RECENTLY I WAS able to verify once again that there are disasters far more devastating than the Wall Street type, and that there are also more important recoveries. There is, in fact, genuine hope out there and "change we can believe in" – especially the kind that happens one person, and one heart at a time.

Along with a standing-room only crowd at New York’s University Club, I was introduced to Michaelene Fredenburg and her new project Abortion Changes You.

Michaelene is an attractive, articulate, modern (very "in") looking woman who seemed to fit right into the Manhattan setting of our meeting. Actually she is a San Diego-based mother of two who pursues ballet and snorkelling in her spare time, and is now poised to single-handedly change the abortion debate.

Michaelene poignantly shared the story of her abortion years back, and of the subsequent struggle. (See "Michaelene Fredenburg speaks", below) "My child would probably have graduated from college this past May," she observed. She then reminded us of the harrowing statistic: today, one in three women in the U.S. will have had an abortion by the age of 45 (the rate being even higher in states like New York and California). For more background, I encourage you to take a moment and read Kathryn Lopez’s
Jun 11 interview with Michaelene in National Review Online.

Michaelene is president of Life Perspectives, a San Diego-based
group which has recently launched the abortionchangesyou.com project. She explained how this website will serve as a resource and safe haven for anyone suffering from the after-effects of abortion.

How is her approach different? As she explained to Kathryn Lopez, her project is designed specifically for people who have already made the difficult decision to abort. The outreach meets each person as he or she is and gives them the space to express and work through their emotions. Not only is it possible to create such a place, it is necessary for the person who is hurting or confused after an abortion.

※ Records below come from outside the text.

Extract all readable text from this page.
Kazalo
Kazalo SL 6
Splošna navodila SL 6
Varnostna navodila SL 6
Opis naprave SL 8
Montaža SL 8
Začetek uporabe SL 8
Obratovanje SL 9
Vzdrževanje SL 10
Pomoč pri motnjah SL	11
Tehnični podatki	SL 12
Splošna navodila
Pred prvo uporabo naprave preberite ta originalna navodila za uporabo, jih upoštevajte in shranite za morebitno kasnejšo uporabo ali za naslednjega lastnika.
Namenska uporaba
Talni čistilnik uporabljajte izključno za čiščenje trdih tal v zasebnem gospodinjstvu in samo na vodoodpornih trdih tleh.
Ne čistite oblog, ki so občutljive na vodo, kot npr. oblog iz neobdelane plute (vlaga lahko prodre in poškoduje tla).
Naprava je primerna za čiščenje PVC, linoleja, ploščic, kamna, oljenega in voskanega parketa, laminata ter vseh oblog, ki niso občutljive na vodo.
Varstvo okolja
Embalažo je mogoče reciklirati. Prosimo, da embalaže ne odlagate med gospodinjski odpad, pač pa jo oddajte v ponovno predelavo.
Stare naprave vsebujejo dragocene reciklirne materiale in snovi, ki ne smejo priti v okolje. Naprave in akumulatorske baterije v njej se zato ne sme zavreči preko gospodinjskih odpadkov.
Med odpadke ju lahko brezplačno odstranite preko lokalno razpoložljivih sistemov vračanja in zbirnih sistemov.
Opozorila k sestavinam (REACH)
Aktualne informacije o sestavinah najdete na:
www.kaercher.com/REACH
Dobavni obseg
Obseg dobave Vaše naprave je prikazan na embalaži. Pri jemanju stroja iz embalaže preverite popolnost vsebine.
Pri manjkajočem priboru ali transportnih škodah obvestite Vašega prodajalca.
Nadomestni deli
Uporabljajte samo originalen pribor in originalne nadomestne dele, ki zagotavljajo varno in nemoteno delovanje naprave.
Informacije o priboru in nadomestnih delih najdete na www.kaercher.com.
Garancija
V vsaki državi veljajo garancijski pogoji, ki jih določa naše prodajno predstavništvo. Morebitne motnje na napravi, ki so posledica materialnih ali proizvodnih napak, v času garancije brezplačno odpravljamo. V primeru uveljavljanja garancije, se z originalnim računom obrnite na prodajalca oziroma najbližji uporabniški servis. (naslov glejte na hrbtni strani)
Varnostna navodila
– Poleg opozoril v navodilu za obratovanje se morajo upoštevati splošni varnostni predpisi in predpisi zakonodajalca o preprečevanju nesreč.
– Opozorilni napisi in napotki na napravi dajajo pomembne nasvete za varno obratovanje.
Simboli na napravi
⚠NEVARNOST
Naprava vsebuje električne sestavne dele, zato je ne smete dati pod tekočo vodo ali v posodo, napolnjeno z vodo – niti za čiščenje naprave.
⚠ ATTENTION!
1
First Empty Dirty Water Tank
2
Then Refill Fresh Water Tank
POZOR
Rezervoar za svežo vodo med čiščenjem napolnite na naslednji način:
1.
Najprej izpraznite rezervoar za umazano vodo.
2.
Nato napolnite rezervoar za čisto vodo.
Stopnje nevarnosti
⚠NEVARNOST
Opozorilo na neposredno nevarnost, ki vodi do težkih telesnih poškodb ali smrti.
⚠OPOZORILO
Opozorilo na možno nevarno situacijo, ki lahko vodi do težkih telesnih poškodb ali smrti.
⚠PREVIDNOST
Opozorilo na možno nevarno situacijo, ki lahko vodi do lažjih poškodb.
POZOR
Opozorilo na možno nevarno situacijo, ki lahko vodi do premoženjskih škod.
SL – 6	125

A necessary place for two important reasons, as she noted in her presentation: People suffering the after-effects of abortion often feel they can’t share their pain with their liberal friends because abortion is supposed to be ‘okay’. Many can’t bring themselves to talk with conservatives because — as in the case of "Zack", who inspired Michaelene to launch this project – conservatives strike them as too "scary".

So Michaelene has now created a space where people can go and share their pain anonymously. She has accomplished this through her book "Changed", and through her website abortionchangesyou.com (to which "Changed" serves as a companion volume). The website – advertised on 1,000 New York subway trains last Oct 13 – offers browsers directions on how to connect with anonymous peer-support groups online or with abortion-healing ministries and counsellors offline.

I believe Michaelene has also created a vehicle through which, little by little, it will become okay to say publicly that abortion is painful. And if she can pull that off, she will have created a debate-changer. n

Father Thomas V. Berg, L.C., is Executive Director of the Westchester Institute for Ethics and the Human Person.

Michaelene Fredenburg speaks
WHEN I BECAME pregnant at 18, I had an abortion.I was completely unprepared for the emotional fallout. I thought the abortion would erase the pregnancy. I thought I could move on with my life. I was wrong.

I experienced periods of intense anger followed by periods of profound sadness. When my feelings became too difficult to deal with, I reached out for help from a trained counsellor.

With counselling and the help of supportive friends, I was able to enter into a healthy grieving process.

In addition to grieving the loss of my child, I slowly became aware of how my choice to abort had impacted my family. I was surprised and saddened that my parents, my sister, and even my living children struggled to deal with the loss of a family member through abortion.

Over the years I’ve heard many heartrending stories about abortion. Although each story is unique, a common thread moves through them all – abortion changes you.